Fresche braccia di fiore e grembo di rosa.
I tuoi seni sembrano conchiglie
bianche.
Si è addormentata sul tuo ventre una farfalla d'ombra.
Ah silenziosa!
Ecco qui la solitudine del luogo ove
non sei.
Piove. Il vento del mare caccia gabbiani erranti.
L'acqua cammina scalza per le strade
bagnate.
Da quell'albero si lamentano, come malati, le foglie.
Ape bianca, assente, ancora ronzi
nella mia anima.
Rivivi nel tempo, snella e silenziosa.
Ah silenziosa!
Ubriaco di trementina e di lunghi baci,
guido il veliero delle rose, estivo,
che volge verso la morte del giorno sottile,
posato sulla solida frenesia marina.
Pallido e ormeggiato alla mia acqua
famelica
incrocio nell'acre odore del clima aperto,
ancora vestito di grigio e di suoni amari,
e di un cimiero triste di spuma abbandonata.
Vado, duro di passioni, in sella
all'unica mia onda,
lunare, solare, ardente e freddo, repentino,
addormentato nella gola di felici
isole bianche e dolci come freschi fianchi.
Trema nella notte umida il mio abito
di baci
follemente carico di impulsi elettrici,
diviso in modo eroico tra i miei sogni
e le rose inebrianti che con me si cimentano.
Controcorrente, in mezzo a onde
esterne,
il tuo corpo parallelo si ferma tra le mie braccia
come un pesce per sempre incollato alla mia anima,
rapido e lento nell'energia subceleste.
Abbiamo perso anche questo crepuscolo.
Nessuno ci ha visto stasera mano nella mano
mentre la notte azzurra cadeva sul mondo.
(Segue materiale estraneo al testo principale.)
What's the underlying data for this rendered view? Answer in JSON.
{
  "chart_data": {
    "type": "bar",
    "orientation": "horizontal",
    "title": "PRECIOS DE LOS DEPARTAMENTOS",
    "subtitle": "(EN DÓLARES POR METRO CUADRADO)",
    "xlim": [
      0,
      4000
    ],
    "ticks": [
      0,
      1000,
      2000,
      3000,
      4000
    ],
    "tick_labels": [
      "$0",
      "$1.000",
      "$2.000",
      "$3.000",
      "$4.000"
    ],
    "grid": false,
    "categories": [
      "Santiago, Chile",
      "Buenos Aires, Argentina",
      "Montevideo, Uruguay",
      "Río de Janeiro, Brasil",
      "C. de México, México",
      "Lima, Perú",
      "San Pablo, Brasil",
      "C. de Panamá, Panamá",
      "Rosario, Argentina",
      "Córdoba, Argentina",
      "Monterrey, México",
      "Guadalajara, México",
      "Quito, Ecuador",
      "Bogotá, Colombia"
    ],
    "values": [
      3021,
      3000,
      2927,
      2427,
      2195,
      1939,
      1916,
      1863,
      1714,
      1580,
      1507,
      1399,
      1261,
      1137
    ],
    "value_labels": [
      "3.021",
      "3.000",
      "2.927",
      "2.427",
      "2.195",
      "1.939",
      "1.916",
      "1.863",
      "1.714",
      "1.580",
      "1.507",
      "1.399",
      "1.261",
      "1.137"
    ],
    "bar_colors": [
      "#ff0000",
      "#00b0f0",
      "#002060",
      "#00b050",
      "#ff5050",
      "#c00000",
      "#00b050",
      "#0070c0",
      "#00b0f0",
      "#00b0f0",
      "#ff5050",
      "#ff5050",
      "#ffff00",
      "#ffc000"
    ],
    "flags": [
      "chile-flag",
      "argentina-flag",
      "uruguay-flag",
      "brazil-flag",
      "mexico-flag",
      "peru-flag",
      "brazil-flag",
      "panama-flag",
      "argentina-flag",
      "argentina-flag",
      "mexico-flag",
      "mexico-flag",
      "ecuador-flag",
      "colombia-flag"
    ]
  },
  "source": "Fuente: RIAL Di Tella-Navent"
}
Ho visto dalla mia finestra
la festa del tramonto sui monti lontani.
A volte, come una moneta
mi si accendeva un pezzo di sole tra le mani.
Io ti ricordavo con l'anima oppressa
da quella tristezza che tu mi conosci.
Dove eri allora?
Tra quali genti?
Dicendo quali parole?
Perché mi investirà tutto l'amore di colpo
quando mi sento triste e ti sento lontana?
È caduto il libro che sempre si prende
al crepuscolo
e come cane ferito il mantello mi si è accucciato tra i piedi.